巨大的落地镜映照出四个女孩挥汗如雨的身影。空气中弥漫着止汗喷雾和肌肉贴的味道,音响里震耳欲聋的鼓点像心跳一样撞击着每个人的耳膜。
易疏禾穿着一件宽松的黑色露腰背心,下身是灰色的运动束脚裤,一头长发被随意地挽成一个高丸子头,几缕碎发被汗水打湿,贴在修长的脖颈上。她的眼神专注而锐利,每一个动作都精准地卡在节拍上,核心力量控制得极好,腰腹的线条在灯光下随着动作起伏,展现出一种充满爆发力的美感。
“停!停!停!”林恩皱着眉按下了暂停键,她手里拿着一瓶矿泉水,走到易疏禾面前,“疏禾,刚才那个转身后的定点,眼神不对。你要的是那种‘虽然身处黑暗,但眼里有光’的感觉,不是让你去打架。”
易疏禾喘着粗气,抬手擦了一把额头的汗,有些抱歉地笑了笑:“抱歉,林恩,再来一次。”
“哎哟,疏禾姐,你是不是想那个‘素人’姐姐想得太入神了?”忙内夏柚瘫坐在地板上,一边揉着酸痛的腿,一边八卦地挤眉弄眼,“那个眼神,刚才那一瞬间,我都觉得你要透过镜子看到江城去了。”

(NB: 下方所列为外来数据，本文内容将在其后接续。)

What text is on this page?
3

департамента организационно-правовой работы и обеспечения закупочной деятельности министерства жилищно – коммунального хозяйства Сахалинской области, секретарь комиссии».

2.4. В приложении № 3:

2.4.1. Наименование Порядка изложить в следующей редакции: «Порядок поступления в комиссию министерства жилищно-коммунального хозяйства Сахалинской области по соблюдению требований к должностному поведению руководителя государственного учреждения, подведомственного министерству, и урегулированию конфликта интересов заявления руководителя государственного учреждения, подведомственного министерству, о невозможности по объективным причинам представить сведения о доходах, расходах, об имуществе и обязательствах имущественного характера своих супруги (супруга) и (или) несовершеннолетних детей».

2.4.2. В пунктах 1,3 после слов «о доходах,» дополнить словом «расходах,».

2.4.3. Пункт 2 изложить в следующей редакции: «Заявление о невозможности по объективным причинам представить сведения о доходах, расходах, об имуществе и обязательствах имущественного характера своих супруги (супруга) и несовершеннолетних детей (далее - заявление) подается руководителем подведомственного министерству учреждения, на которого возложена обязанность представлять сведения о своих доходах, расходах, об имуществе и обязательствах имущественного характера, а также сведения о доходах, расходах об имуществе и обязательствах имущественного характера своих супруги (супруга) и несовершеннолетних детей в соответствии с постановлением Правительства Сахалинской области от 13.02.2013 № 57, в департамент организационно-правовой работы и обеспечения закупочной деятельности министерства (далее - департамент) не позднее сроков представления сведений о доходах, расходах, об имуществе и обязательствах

“小孩子别瞎说。”易疏禾脸颊微红,拿起毛巾盖在头上,掩饰自己的表情。
Vicky走过来,递给易疏禾一条毛巾,似笑非笑地看着她:“夏柚说得也没错。疏禾,这次演唱会的主题虽然是‘四季’,但核心其实是‘等待’与‘重逢’。你现在的状态,太紧绷了。你是在练舞,不是在完成任务。你要想着,你在等的那个人,就在舞台下看着你。”
易疏禾愣了一下,手指无意识地抓紧了毛巾。
等的那个人....
她想起李离穿着警服站在雪地里的身影,想起她在值班室里吃泡面的样子,想起那条“小心使得万年船”的微信留言。

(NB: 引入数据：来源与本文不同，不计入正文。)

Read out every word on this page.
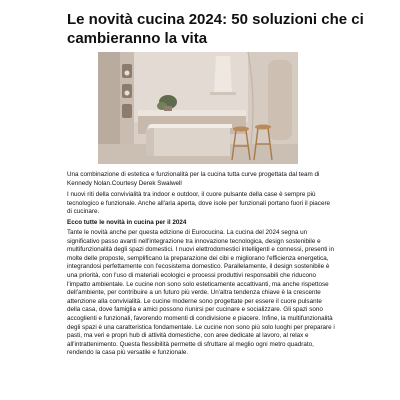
Le novità cucina 2024: 50 soluzioni che ci cambieranno la vita

Una combinazione di estetica e funzionalità per la cucina tutta curve progettata dal team di Kennedy Nolan.Courtesy Derek Swalwell

I nuovi riti della convivialità tra indoor e outdoor, il cuore pulsante della case è sempre più tecnologico e funzionale. Anche all'aria aperta, dove isole per funzionali portano fuori il piacere di cucinare.

Ecco tutte le novità in cucina per il 2024

Tante le novità anche per questa edizione di Eurocucina. La cucina del 2024 segna un significativo passo avanti nell'integrazione tra innovazione tecnologica, design sostenibile e multifunzionalità degli spazi domestici. I nuovi elettrodomestici intelligenti e connessi, presenti in molte delle proposte, semplificano la preparazione dei cibi e migliorano l'efficienza energetica, integrandosi perfettamente con l'ecosistema domestico. Parallelamente, il design sostenibile è una priorità, con l'uso di materiali ecologici e processi produttivi responsabili che riducono l'impatto ambientale. Le cucine non sono solo esteticamente accattivanti, ma anche rispettose dell'ambiente, per contribuire a un futuro più verde. Un'altra tendenza chiave è la crescente attenzione alla convivialità. Le cucine moderne sono progettate per essere il cuore pulsante della casa, dove famiglia e amici possono riunirsi per cucinare e socializzare. Gli spazi sono accoglienti e funzionali, favorendo momenti di condivisione e piacere. Infine, la multifunzionalità degli spazi è una caratteristica fondamentale. Le cucine non sono più solo luoghi per preparare i pasti, ma veri e propri hub di attività domestiche, con aree dedicate al lavoro, al relax e all'intrattenimento. Questa flessibilità permette di sfruttare al meglio ogni metro quadrato, rendendo la casa più versatile e funzionale.
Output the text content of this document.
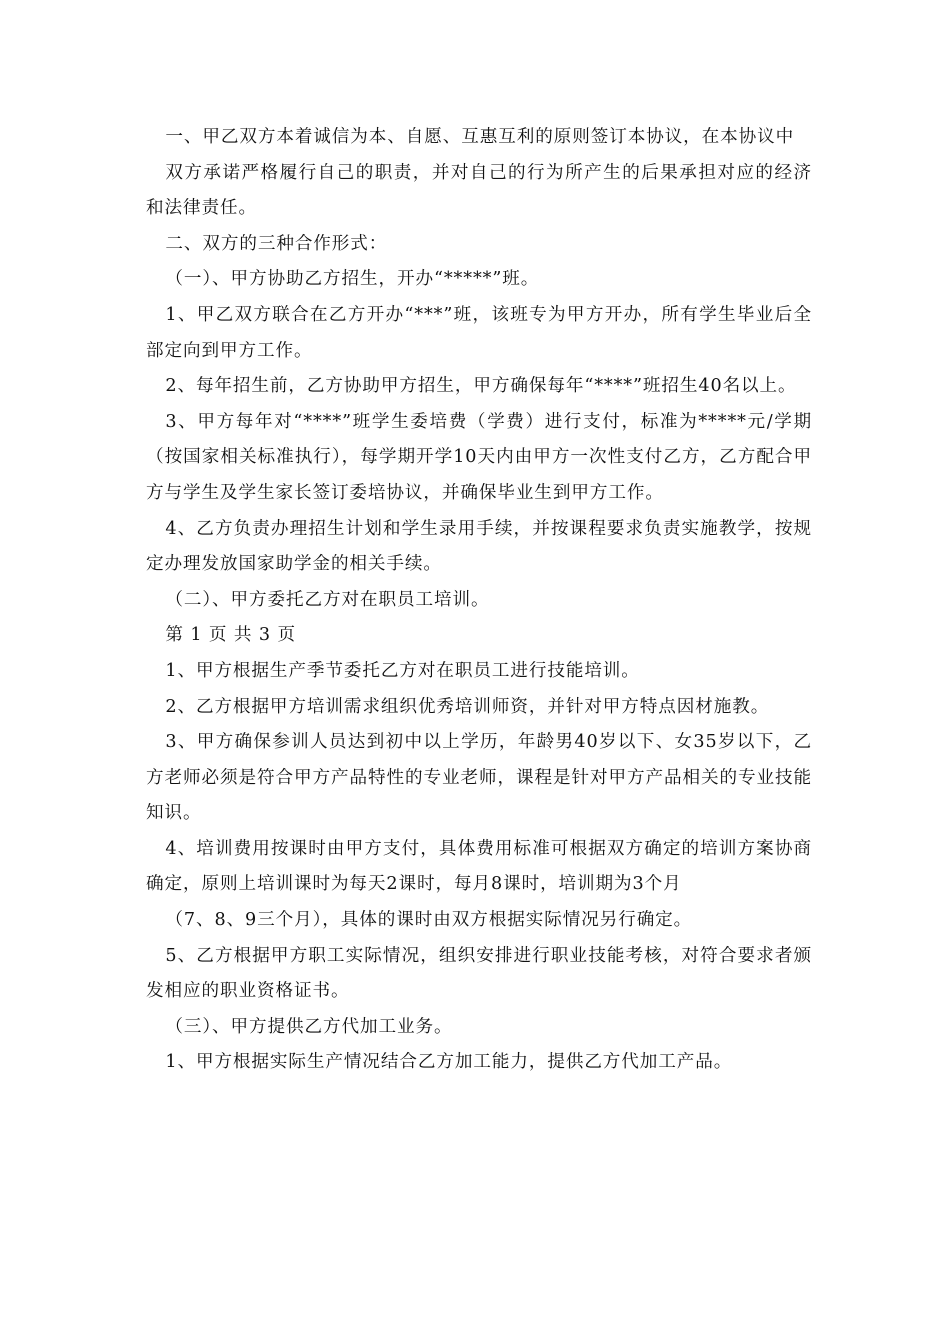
一、甲乙双方本着诚信为本、自愿、互惠互利的原则签订本协议，在本协议中

双方承诺严格履行自己的职责，并对自己的行为所产生的后果承担对应的经济和法律责任。

二、双方的三种合作形式：

（一）、甲方协助乙方招生，开办“*****”班。

1、甲乙双方联合在乙方开办“***”班，该班专为甲方开办，所有学生毕业后全部定向到甲方工作。

2、每年招生前，乙方协助甲方招生，甲方确保每年“****”班招生40名以上。

3、甲方每年对“****”班学生委培费（学费）进行支付，标准为*****元/学期（按国家相关标准执行），每学期开学10天内由甲方一次性支付乙方，乙方配合甲方与学生及学生家长签订委培协议，并确保毕业生到甲方工作。

4、乙方负责办理招生计划和学生录用手续，并按课程要求负责实施教学，按规定办理发放国家助学金的相关手续。

（二）、甲方委托乙方对在职员工培训。

第 1 页 共 3 页

1、甲方根据生产季节委托乙方对在职员工进行技能培训。

2、乙方根据甲方培训需求组织优秀培训师资，并针对甲方特点因材施教。

3、甲方确保参训人员达到初中以上学历，年龄男40岁以下、女35岁以下，乙方老师必须是符合甲方产品特性的专业老师，课程是针对甲方产品相关的专业技能知识。

4、培训费用按课时由甲方支付，具体费用标准可根据双方确定的培训方案协商确定，原则上培训课时为每天2课时，每月8课时，培训期为3个月

（7、8、9三个月），具体的课时由双方根据实际情况另行确定。

5、乙方根据甲方职工实际情况，组织安排进行职业技能考核，对符合要求者颁发相应的职业资格证书。

（三）、甲方提供乙方代加工业务。

1、甲方根据实际生产情况结合乙方加工能力，提供乙方代加工产品。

“再来一次。”易疏禾深吸一口气,重新站回队形中央,眼神变了。不再是刚才的疲惫与紧绷,而是一种温柔的坚定,仿佛穿透了练舞室的墙壁,穿透了海峡的距离,落在了那个正在江城街头巡逻的藏蓝色身影上。
音乐再次响起。
这一次,她的动作流畅如水,每一个转身、每一次抬手,都带着一种无声的诉说。
与此同时,江城的夜色已深。
李离处理完最后一点工作,回到了那个还在装修的家。她没有开灯,借着窗外的月光,走进那个即将成为卧室的房间。
木工已经做好了衣柜的框架,空气中弥漫着淡淡的木香。李离伸出手,抚摸着那些粗糙的木板。这是她们未来的家,每一颗钉子,每一块板,都倾注了她的心血。
她走到窗前,看着窗外空荡荡的街道。
“晚安。”她对着虚空,轻声说道。
虽然不能见面,但她们在同一片星空下,为了同一个未来,各自努力着。一个在尘埃与喧嚣中守护城市的安宁,一个在聚光灯与汗水中编织梦想的羽翼。
李离拿出手机,看着易疏禾的那句“晚安”,终于按下了回复键。
“晚安,练舞要注意安全。”
发送成功。
她关掉手机,转身走出了毛坯房。夜风微凉,吹在她脸上,却让她觉得无比清醒。明天,还要早起去确认油漆工进场。
在这个城市沉睡的时候,她正在为她们未来的家,添砖加瓦。